Harga emas turun lebih dari 1 persen ke level rendah satu bulan, sedangkan paladium malah merosot hampir 9%. Sinyal perdamaian semakin terang ditunjukkan oleh negosiasi Rusia Ukraina. Hal itu memicu aksi jual aset-aset safe haven.
Harga emas spot turun 0.54% $1,912.82 per ounce, sedangkan harga emas futures di Comex New York jeblok 1.5% to $1,910.70. Sedangkan saat berita ini ditulis pada hari Selasa malam. penurunan XAU/USD tampak sudah berkurang dan diperdagangkan di $1,915.33

Negosiasi damai di Istanbul Turki hari ini menyepakati bahwa Rusia berjanji akan mengurangi operasi militernya secara drastis di Kyiv dan wilayah Ukraina utara. Sedangkan Ukraina, negara tersebut mengajukan permohonan status sebagai negara netral, tetapi dengan jaminan internasional bahwa mereka akan dilindungi dari serangan.
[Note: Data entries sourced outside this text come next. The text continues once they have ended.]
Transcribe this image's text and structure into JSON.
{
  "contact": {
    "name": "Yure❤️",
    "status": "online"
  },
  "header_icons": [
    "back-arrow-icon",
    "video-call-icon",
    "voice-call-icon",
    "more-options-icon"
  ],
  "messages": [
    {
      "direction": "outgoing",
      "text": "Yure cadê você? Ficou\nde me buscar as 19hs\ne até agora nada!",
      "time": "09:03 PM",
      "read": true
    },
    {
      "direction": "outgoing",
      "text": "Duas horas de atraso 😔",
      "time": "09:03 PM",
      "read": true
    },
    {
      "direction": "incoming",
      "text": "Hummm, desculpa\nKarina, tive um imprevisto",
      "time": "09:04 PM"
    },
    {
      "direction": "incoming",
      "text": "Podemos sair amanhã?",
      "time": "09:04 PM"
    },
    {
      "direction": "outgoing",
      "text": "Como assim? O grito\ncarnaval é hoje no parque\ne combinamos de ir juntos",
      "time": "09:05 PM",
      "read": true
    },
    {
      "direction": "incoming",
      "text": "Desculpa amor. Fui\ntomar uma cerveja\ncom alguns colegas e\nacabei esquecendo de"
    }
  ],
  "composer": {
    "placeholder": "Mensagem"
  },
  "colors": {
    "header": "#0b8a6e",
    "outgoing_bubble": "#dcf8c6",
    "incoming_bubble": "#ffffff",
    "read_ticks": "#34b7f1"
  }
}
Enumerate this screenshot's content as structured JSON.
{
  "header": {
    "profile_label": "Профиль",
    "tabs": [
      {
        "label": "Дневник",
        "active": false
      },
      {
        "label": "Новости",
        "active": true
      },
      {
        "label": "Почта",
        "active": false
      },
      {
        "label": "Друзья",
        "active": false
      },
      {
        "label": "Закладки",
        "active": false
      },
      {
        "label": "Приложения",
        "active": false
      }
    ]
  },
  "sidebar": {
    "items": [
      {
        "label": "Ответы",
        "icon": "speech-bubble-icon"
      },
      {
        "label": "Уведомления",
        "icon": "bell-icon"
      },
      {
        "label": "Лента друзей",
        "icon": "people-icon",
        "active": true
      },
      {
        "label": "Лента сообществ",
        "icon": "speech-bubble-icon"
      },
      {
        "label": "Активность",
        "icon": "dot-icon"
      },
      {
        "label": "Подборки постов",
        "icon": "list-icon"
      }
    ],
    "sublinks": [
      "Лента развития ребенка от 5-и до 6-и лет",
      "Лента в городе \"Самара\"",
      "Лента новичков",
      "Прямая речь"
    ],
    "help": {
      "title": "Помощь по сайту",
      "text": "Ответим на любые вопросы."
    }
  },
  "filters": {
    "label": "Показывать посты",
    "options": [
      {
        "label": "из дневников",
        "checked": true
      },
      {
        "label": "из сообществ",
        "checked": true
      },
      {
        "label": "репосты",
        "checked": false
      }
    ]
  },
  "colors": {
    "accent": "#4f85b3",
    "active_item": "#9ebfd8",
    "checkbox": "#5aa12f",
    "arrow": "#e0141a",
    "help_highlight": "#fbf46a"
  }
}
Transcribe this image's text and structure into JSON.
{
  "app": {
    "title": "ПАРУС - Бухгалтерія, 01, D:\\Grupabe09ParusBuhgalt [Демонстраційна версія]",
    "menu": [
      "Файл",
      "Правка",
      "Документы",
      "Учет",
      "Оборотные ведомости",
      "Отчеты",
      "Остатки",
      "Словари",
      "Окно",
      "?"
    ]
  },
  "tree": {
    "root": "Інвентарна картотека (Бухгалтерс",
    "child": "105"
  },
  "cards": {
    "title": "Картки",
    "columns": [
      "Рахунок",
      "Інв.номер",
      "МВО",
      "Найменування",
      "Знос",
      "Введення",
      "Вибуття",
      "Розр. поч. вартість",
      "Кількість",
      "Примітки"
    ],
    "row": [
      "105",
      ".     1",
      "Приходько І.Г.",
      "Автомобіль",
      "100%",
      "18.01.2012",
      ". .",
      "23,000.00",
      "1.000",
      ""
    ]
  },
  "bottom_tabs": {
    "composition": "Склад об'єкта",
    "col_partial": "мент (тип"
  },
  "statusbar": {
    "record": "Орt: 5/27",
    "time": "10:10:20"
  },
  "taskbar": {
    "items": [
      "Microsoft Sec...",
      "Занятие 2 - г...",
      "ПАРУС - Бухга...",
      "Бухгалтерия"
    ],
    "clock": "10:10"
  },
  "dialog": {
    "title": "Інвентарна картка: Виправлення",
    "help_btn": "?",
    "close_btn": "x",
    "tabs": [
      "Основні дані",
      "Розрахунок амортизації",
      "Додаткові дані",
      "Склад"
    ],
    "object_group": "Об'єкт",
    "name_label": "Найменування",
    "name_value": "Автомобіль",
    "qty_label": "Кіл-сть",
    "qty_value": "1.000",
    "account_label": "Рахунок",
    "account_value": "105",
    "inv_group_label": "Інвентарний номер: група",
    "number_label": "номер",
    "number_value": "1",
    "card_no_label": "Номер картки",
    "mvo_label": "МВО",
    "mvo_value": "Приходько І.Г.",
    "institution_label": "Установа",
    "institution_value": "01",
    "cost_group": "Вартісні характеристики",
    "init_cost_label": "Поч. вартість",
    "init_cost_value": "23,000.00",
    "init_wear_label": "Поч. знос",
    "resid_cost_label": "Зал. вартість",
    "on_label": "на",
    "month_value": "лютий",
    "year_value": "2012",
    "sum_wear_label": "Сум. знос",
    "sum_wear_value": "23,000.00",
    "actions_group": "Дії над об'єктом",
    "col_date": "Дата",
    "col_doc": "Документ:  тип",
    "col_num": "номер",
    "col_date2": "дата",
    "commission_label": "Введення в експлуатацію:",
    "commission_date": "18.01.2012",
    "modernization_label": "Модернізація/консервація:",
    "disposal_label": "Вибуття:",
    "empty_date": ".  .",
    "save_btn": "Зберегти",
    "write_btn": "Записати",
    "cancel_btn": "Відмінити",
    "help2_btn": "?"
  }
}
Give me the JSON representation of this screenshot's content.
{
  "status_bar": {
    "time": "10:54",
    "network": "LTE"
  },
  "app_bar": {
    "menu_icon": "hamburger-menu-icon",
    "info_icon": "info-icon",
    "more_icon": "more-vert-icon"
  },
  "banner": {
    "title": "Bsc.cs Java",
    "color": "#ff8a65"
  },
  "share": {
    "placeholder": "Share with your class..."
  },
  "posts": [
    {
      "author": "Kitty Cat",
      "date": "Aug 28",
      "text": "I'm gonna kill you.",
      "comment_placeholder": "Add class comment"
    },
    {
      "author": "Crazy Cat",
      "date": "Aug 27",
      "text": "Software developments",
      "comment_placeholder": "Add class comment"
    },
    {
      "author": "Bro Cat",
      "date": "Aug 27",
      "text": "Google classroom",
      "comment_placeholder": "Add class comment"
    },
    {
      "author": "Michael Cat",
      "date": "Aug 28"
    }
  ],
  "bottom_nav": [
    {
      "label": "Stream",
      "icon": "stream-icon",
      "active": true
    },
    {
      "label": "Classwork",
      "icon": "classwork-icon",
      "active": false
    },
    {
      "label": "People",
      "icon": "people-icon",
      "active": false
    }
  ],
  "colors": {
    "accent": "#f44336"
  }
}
Setiap langkah menuju gencatan senjata atau peluang kesepakatan damai di Ukraina, akan mendukung penguatan nilai tukar Euro. Sejauh ini, Eropa terlihat menderita pukulan ekonomi yang signifikan dari konflik yang dimulai dengan invasi Rusia pada 24 Februari lalu
“Kita sedang melihat bahwa logam-logam mulia terjun bebas setelah potensi de-eskalasi dari Rusia, menyajikan percikan besar akan minat risiko dan optimisme bahwa kita akan dapat melihat akhir yang menjanjikan dari perang ini,” kata Edward Moya, analis senior dari OANDA.
Yield obligasi 10-tahunan US Treasury bertahan di dekat tertinggi beberapa tahun di tengah pertaruhan untuk kenaikan suku bunga agresif oleh Federal Reserve guna melawan inflasi yang melonjak. Emas sangat sensitif terhadap kenaikan suku bunga AS, karena hal itu dapat meningkatkan biaya peluang memegang emas batangan yang tidak memberikan imbal hasil.
Phillip Streible, kepala strategi pasar di Blue Line Futures di Chicago. Streible memperkirakan bahwa emas akan berlabuh di kisaran $1.900 saat ini. “Pembicaraan Rusia Ukraina bisa saja berantakan dan Anda bisa melihat emas reli kembali ke level $1.950,” kata Streible.